Stéphane Allaire est du même avis. Enseigner, c’est autre chose que maîtriser le contenu des cours et connaître deux ou trois formules pédagogiques
, soutient-il.
Surtout que la réalité des classes est de plus en plus lourde et complexe. Il y a de nouvelles exigences qui s'ajoutent et on parle de raccourcir la formation. Il y a quelque chose qui ne marche pas.
Ce que je trouve regrettable, c’est qu’à l’heure actuelle, on semble oublier de réfléchir à [la question] de la qualité de la formation.
Par ailleurs, en remettant en question la structure de la formation des enseignants, on s’attaque au mauvais problème, selon Marc-André Éthier.
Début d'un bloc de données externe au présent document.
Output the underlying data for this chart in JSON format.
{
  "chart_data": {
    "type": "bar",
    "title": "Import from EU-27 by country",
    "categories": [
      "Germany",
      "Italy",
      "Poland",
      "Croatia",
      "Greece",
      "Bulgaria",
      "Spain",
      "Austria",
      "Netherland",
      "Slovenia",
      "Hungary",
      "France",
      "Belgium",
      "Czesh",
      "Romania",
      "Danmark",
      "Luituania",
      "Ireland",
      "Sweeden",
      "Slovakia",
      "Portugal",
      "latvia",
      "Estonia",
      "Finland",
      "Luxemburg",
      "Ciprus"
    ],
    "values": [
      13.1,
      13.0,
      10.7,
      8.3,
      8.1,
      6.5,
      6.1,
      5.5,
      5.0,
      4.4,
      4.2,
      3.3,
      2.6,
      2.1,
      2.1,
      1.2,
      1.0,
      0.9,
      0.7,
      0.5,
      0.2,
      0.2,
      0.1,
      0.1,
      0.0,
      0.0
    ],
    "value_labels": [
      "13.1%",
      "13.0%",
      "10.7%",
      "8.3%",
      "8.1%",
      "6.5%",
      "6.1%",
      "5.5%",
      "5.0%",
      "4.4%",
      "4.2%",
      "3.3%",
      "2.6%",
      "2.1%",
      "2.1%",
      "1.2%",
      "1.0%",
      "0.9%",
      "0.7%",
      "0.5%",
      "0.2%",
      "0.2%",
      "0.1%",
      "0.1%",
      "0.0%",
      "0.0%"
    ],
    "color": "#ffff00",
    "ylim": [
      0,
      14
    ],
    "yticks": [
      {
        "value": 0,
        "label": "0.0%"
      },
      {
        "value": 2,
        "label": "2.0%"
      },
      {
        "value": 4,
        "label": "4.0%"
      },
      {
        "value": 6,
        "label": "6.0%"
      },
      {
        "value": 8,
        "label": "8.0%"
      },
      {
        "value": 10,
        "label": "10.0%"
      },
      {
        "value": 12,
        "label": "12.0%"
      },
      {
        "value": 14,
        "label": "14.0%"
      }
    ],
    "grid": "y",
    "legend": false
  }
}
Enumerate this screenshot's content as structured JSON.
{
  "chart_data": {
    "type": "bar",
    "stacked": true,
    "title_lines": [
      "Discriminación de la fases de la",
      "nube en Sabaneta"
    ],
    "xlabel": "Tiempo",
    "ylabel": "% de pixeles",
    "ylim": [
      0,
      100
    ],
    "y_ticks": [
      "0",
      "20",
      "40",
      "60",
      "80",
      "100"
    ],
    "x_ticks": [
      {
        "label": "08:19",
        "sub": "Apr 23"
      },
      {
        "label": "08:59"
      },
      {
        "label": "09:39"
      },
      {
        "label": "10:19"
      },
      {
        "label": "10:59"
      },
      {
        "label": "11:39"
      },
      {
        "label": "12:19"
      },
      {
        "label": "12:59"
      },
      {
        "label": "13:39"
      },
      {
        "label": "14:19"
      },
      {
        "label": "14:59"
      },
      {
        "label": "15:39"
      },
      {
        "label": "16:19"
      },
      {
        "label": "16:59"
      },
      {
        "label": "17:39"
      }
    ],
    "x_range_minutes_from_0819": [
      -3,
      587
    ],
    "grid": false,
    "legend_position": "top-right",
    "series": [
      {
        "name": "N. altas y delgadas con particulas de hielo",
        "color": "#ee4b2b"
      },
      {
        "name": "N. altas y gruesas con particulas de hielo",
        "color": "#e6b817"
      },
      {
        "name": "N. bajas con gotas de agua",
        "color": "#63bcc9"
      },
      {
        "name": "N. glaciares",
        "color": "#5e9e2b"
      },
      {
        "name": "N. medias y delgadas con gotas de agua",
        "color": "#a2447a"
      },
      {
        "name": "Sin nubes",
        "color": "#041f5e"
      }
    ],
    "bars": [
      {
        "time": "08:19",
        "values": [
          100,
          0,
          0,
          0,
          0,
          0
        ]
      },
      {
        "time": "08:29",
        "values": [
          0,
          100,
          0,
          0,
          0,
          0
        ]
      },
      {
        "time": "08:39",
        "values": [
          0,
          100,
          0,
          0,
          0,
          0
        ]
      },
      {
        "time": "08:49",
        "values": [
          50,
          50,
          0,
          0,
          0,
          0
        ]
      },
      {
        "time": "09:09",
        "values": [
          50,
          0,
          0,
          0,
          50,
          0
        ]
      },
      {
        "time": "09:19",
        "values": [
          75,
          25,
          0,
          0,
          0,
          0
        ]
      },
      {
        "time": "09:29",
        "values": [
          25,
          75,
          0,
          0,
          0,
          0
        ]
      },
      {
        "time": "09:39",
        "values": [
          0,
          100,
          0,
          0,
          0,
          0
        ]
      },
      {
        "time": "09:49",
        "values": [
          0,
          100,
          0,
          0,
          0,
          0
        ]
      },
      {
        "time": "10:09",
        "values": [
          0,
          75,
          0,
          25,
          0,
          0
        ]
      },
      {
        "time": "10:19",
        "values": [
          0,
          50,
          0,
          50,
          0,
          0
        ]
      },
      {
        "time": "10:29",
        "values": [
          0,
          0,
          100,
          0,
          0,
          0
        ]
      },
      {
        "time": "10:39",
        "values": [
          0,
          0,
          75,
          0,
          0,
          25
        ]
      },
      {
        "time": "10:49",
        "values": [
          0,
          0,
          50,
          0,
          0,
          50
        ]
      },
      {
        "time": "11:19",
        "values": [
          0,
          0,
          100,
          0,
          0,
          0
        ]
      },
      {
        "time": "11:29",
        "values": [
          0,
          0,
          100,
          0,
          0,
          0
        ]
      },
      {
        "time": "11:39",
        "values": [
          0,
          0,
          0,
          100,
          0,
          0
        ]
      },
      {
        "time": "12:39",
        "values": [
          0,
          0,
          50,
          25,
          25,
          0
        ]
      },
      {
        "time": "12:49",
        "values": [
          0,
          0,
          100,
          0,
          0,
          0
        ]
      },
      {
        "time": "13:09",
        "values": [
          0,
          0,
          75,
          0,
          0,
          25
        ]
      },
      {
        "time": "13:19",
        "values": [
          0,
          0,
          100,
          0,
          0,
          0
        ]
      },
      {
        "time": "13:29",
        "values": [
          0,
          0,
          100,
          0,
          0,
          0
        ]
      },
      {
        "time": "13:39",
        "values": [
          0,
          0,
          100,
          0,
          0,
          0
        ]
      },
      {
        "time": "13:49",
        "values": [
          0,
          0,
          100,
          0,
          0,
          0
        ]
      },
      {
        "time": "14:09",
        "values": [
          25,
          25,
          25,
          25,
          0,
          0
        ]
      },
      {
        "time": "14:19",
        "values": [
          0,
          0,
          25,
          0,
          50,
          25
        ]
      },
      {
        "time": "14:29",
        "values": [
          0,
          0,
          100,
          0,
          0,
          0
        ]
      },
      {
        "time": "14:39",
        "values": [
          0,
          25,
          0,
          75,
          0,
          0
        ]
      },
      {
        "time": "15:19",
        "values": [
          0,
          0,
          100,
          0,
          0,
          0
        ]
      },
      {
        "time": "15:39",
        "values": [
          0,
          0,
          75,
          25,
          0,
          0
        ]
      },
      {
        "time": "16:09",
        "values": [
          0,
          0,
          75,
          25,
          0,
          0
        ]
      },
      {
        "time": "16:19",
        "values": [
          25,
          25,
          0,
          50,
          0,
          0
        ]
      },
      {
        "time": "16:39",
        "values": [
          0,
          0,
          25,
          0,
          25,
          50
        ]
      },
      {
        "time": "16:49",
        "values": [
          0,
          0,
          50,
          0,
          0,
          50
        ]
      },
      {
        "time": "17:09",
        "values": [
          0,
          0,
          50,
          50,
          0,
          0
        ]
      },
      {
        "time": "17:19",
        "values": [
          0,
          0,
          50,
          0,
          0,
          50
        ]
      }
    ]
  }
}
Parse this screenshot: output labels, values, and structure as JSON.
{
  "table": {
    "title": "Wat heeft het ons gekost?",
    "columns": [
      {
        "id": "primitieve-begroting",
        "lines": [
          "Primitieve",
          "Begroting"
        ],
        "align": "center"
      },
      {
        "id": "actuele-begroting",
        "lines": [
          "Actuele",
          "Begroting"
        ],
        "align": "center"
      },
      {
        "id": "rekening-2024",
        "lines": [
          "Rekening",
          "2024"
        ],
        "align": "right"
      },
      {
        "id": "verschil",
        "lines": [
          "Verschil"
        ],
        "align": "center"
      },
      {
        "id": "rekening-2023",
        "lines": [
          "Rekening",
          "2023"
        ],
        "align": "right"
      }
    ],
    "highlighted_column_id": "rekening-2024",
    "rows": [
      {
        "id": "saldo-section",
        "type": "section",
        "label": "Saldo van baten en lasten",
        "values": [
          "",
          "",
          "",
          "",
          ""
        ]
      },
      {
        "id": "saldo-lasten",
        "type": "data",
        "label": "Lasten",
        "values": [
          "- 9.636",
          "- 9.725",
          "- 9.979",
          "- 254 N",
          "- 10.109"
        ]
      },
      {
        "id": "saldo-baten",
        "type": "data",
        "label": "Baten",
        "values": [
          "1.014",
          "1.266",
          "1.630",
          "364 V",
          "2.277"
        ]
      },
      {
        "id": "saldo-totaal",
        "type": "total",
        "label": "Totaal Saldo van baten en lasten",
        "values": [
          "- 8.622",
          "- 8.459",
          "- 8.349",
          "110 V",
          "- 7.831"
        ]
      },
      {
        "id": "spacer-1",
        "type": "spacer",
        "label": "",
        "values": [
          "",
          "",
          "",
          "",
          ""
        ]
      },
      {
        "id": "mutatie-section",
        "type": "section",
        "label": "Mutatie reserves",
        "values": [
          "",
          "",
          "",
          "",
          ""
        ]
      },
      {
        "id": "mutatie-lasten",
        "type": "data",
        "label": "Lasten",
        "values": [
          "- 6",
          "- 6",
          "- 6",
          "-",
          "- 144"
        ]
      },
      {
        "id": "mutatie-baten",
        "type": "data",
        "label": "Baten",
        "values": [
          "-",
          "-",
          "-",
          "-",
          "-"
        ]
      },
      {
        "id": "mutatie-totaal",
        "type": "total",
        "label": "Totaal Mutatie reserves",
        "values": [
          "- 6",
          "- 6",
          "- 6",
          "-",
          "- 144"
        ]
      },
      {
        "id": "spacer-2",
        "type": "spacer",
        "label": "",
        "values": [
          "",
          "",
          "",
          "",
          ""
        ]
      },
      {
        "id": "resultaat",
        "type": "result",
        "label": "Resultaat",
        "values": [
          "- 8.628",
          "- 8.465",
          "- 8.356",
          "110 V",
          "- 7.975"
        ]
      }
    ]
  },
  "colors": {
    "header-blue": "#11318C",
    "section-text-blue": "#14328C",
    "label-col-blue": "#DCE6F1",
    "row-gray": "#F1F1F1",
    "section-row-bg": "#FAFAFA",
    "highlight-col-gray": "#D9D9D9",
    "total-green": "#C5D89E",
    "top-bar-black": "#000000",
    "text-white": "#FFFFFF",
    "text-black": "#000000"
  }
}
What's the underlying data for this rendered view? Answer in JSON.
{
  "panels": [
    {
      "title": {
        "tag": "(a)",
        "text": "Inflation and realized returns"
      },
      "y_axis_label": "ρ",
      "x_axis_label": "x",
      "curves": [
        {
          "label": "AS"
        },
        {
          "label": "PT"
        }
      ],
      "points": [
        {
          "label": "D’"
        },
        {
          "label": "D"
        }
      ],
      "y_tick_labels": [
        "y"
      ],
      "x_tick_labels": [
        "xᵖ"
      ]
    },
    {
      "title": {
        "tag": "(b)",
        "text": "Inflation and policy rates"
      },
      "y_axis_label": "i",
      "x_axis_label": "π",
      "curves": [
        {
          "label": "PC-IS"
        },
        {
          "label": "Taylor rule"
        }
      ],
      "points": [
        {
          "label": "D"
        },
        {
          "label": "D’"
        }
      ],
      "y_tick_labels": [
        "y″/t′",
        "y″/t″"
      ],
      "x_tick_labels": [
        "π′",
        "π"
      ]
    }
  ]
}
Le gros du problème n’est pas lié à la formation, mais plutôt aux conditions d’enseignement. C’est pour ça que les enseignants quittent la profession en si grand nombre
, rappelle-t-il.
Il ne suffit pas d’augmenter le nombre d’enseignants. Si on ne diminue pas la lourdeur de la charge des enseignants, tout le reste aura été fait en pure perte.
Le projet de loi mal aimé
Stéphane Allaire ajoute que le projet de loi 23, qui est à l’étude cet automne, menacerait lui aussi la qualité de la formation des enseignants, car il prévoit de faire disparaître le Comité d’agrément des programmes de formation à l'enseignement (CAPFE) au profit de l’Institut national d’excellence en éducation (INEE). Or, ce dernier n’aurait qu’un pouvoir de recommandation au sujet des programmes de formation à l’enseignement.
D’autres acteurs du milieu universitaire avaient d’ailleurs déjà dénoncé publiquement la volonté du ministre Drainville de dissoudre le chien de garde
de la qualité de la formation.
Ce à quoi ça ouvre la porte, c’est à des tractations université par université auprès du ministre pour se positionner avec des formations à la pièce
, dénonce M. Allaire. J’ai l’impression qu’on est en train de jeter le bébé avec l’eau du bain.
Je pleure le CAPFE parce que c’était une instance qui permettrait de ne pas centraliser toutes les décisions dans la sphère politique
, ajoute de son côté Claude Lessard. Si ce n’est que le ministre qui décide, chaque université va y aller de son lobby auprès du ministre, vous comprenez?
Leurs craintes et celles de dizaines d’autres collègues sont d’ailleurs étayées dans un récent livre en ligne intitulé Le PL23 et l’INEE : excellence ou standardisation en éducation?.
Le jeune enseignant sur le terrain Simon Rioux-Rivard, lui, comprend les réserves de ces représentants du milieu universitaire. Mais il pense qu’en contexte de pénurie d’enseignants, il faut accepter de mettre de l’eau dans son vin. Ce n’est pas dans l'intérêt de l’élève, cette intransigeance-là.